Rabu, 23 Juni 2010

Perl vs JavaScript

Here are some notes I made while hacking on Language::Expr::Compiler::JS. Of course, there are a million differences between the two, but these focus mostly on operators and types. Hope it can be useful.

  • Double vs single quotes. There are practically no functional differences between double-quoted string and single-quoted one in JavaScript. In Perl, single quotes do not interpret escape sequences other than \\ and \', but in JavaScript both single- and double-quoted strings interpret the same set of escape sequences.
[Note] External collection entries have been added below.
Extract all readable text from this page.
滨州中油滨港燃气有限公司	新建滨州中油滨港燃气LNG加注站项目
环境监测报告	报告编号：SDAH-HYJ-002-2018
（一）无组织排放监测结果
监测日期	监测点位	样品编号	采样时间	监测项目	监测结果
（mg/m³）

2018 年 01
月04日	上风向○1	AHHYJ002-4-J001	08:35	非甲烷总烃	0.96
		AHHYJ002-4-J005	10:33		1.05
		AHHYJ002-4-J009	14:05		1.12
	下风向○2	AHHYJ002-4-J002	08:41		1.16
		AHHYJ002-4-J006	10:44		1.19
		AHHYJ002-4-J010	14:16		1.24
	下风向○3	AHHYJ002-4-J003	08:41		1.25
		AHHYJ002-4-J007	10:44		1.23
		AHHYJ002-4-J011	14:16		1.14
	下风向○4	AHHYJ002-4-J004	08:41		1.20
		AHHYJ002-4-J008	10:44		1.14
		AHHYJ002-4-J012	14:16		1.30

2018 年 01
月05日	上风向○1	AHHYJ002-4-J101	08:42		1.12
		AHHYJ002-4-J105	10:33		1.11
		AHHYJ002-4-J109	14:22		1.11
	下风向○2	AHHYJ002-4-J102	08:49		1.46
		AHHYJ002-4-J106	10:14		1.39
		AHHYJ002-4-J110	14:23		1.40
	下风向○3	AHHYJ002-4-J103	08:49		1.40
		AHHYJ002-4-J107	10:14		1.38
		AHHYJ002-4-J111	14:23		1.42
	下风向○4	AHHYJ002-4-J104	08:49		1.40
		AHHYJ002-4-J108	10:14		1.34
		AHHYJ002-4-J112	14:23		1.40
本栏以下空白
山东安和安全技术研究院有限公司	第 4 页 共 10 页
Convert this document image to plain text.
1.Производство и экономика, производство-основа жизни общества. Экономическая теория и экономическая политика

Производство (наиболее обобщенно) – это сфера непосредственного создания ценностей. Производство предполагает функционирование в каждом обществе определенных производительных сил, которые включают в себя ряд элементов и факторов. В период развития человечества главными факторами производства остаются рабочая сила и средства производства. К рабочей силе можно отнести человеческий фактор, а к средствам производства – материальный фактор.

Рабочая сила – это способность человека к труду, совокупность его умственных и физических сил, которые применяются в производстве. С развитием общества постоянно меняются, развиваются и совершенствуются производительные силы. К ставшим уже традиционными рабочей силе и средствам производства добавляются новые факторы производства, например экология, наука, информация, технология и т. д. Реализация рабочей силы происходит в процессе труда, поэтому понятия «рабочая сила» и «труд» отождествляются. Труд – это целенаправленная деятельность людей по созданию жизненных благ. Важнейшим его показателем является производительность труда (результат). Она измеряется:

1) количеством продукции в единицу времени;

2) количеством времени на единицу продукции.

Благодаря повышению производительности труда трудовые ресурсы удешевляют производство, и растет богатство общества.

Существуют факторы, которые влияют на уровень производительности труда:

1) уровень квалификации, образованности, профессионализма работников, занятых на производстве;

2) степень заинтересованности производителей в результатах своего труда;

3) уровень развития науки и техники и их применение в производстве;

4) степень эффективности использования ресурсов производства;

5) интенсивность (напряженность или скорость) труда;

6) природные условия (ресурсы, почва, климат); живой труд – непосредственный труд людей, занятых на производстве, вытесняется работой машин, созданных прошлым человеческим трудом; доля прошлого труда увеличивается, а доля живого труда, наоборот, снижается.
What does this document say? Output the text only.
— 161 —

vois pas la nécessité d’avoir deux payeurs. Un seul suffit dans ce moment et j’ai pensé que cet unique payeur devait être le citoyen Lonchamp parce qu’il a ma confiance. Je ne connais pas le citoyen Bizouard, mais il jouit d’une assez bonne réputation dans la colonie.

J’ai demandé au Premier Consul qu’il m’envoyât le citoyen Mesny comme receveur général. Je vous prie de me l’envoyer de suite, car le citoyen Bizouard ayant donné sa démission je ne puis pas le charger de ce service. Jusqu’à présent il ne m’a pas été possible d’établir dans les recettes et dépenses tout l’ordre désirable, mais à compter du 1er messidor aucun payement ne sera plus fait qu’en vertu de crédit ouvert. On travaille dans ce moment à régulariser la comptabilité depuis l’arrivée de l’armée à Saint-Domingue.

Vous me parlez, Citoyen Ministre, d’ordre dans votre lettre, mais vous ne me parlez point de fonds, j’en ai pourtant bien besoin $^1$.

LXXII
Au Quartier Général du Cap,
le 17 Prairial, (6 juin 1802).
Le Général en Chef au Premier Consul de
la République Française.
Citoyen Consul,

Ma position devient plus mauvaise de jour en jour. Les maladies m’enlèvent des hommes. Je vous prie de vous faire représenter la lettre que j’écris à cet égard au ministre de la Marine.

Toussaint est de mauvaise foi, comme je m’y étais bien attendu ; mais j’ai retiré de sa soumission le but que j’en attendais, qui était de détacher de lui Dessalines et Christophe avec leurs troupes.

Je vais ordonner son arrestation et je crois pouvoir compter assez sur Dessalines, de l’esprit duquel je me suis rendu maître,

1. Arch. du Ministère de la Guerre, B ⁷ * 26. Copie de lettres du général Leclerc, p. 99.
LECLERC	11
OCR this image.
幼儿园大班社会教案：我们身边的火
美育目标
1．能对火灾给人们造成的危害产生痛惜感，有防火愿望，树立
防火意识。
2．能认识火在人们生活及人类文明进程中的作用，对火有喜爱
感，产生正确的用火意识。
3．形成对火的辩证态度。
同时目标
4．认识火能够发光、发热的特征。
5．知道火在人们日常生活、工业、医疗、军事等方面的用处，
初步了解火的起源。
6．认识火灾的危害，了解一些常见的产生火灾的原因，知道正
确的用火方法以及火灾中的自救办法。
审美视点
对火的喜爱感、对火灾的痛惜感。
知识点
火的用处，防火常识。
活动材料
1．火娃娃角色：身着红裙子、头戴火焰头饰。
  • String escape sequences. Perl does not support JavaScript's \v (vertical tab), while JavaScript does not support \N{NAME} (named Unicode character), \e and \c[ (escape/control), \a (alarm bell).

  • Two undefs. JavaScript has two special nothingness/undefinedness: null and undefined. Strangely, null == undefined and they are equal to themselves, but they are not equal to any other values (including 0, '', false). The difference between the two is just this: undefined is not a keyword but a global variable (you can assign to it, but of course you shouldn't). If you want less confusion, just use null.

  • Behaviour of "+". Since JavaScript only has "+" (while Perl has "+" and "."), you should be aware that "+" in JavaScript coerces to strings when one of the operands is a string (e.g. 1 + "2" becomes "12"). In Perl, "+" coerces to numbers. So be careful when mixing numbers and strings.

  • You need to explicitly "return" value from a function. But there's a cute shortcut for one statement functions introduced in JavaScript 1.8: 'function (x) x*3' which is equivalent to 'function (x) { return x*3 }' so in this case you don't need the "return".

  • Boolean. JavaScript has real boolean. In Perl you can use 'boolean' from CPAN which gives you practically the same stuff.

  • JavaScript lacks a lot of Perl convenience operators, including <=> cmp, low-precedenced and/or/not, //, =~, ~~, qq(), qx(), qw(), m//, s///, **, etc.



All in all, I think JavaScript is quite nice and simple language with familiar syntax (at least compared to PHP). It also has lexical variables, anonymous functions, OO, etc.